Multiscaling and rough volatility: An empirical investigation
本文通过模拟和真实数据分析,检验了价格多标度性与波动率粗糙度(即波动率过程的低赫斯特指数)之间的关系,发现粗糙波动率模型能复现价格的多标度特征,但模型与真实数据中两者的关系恰好相反。
Pricing derivatives goes back to the acclaimed Black and Scholes model. However, such a modelling approach is known not to be able to reproduce some of the financial stylised facts, including the dynamics of volatility. In the mathematical finance community, it has therefore emerged a new paradigm, named rough volatility modelling, that represents the volatility dynamics of financial assets as a fractional Brownian motion with Hurst exponent very small, which indeed produces rough paths. At the same time, prices’ time series have been shown to be multiscaling, characterised by different Hurst scaling exponents.

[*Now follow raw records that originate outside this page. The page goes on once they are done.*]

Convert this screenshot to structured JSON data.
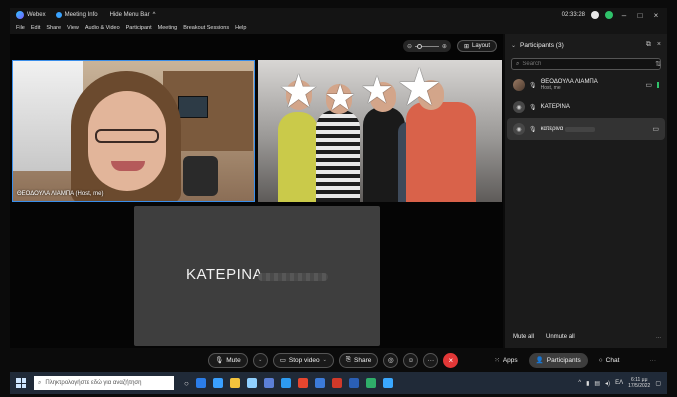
{
  "titlebar": {
    "app": "Webex",
    "meeting_info": "Meeting Info",
    "hide_menu": "Hide Menu Bar",
    "hide_menu_chevron": "^",
    "time": "02:33:28",
    "minimize": "–",
    "maximize": "□",
    "close": "×"
  },
  "menubar": [
    "File",
    "Edit",
    "Share",
    "View",
    "Audio & Video",
    "Participant",
    "Meeting",
    "Breakout Sessions",
    "Help"
  ],
  "stage": {
    "layout_label": "Layout",
    "zoom_icon_left": "⊖",
    "zoom_icon_right": "⊕",
    "video1_name": "ΘΕΟΔΟΥΛΑ ΛΙΑΜΠΑ (Host, me)",
    "video3_name": "ΚΑΤΕΡΙΝΑ"
  },
  "panel": {
    "title": "Participants (3)",
    "search_placeholder": "Search",
    "participants": [
      {
        "name": "ΘΕΟΔΟΥΛΑ ΛΙΑΜΠΑ",
        "sub": "Host, me"
      },
      {
        "name": "ΚΑΤΕΡΙΝΑ",
        "sub": ""
      },
      {
        "name": "κατερινα",
        "sub": ""
      }
    ],
    "mute_all": "Mute all",
    "unmute_all": "Unmute all",
    "more": "..."
  },
  "controls": {
    "mute": "Mute",
    "stop_video": "Stop video",
    "share": "Share",
    "apps": "Apps",
    "participants": "Participants",
    "chat": "Chat",
    "more": "···",
    "end": "×"
  },
  "taskbar": {
    "search_placeholder": "Πληκτρολογήστε εδώ για αναζήτηση",
    "lang": "ΕΛ",
    "time": "6:11 μμ",
    "date": "17/5/2022"
  },
  "colors": {
    "accent": "#3a8eea",
    "end_call": "#e23737",
    "presence": "#2fc26a"
  }
}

This paper assesses the interplay, if present, between price multiscaling and volatility roughness, defined as the (low) Hurst exponent of the volatility process. In particular, we perform extensive simulation experiments by using one of the leading rough volatility models present in the literature, the rough Bergomi model. A real data analysis is also conducted to test if the rough volatility model reproduces the same relationship. We find that the model can reproduce multiscaling features of the prices’ time series when a low value of the Hurst exponent is used, but it fails to reproduce what the real data says. Indeed, we find that the dependency between prices’ multiscaling and the Hurst exponent of the volatility process is diametrically opposite to what we find in real data, namely a negative interplay between the two.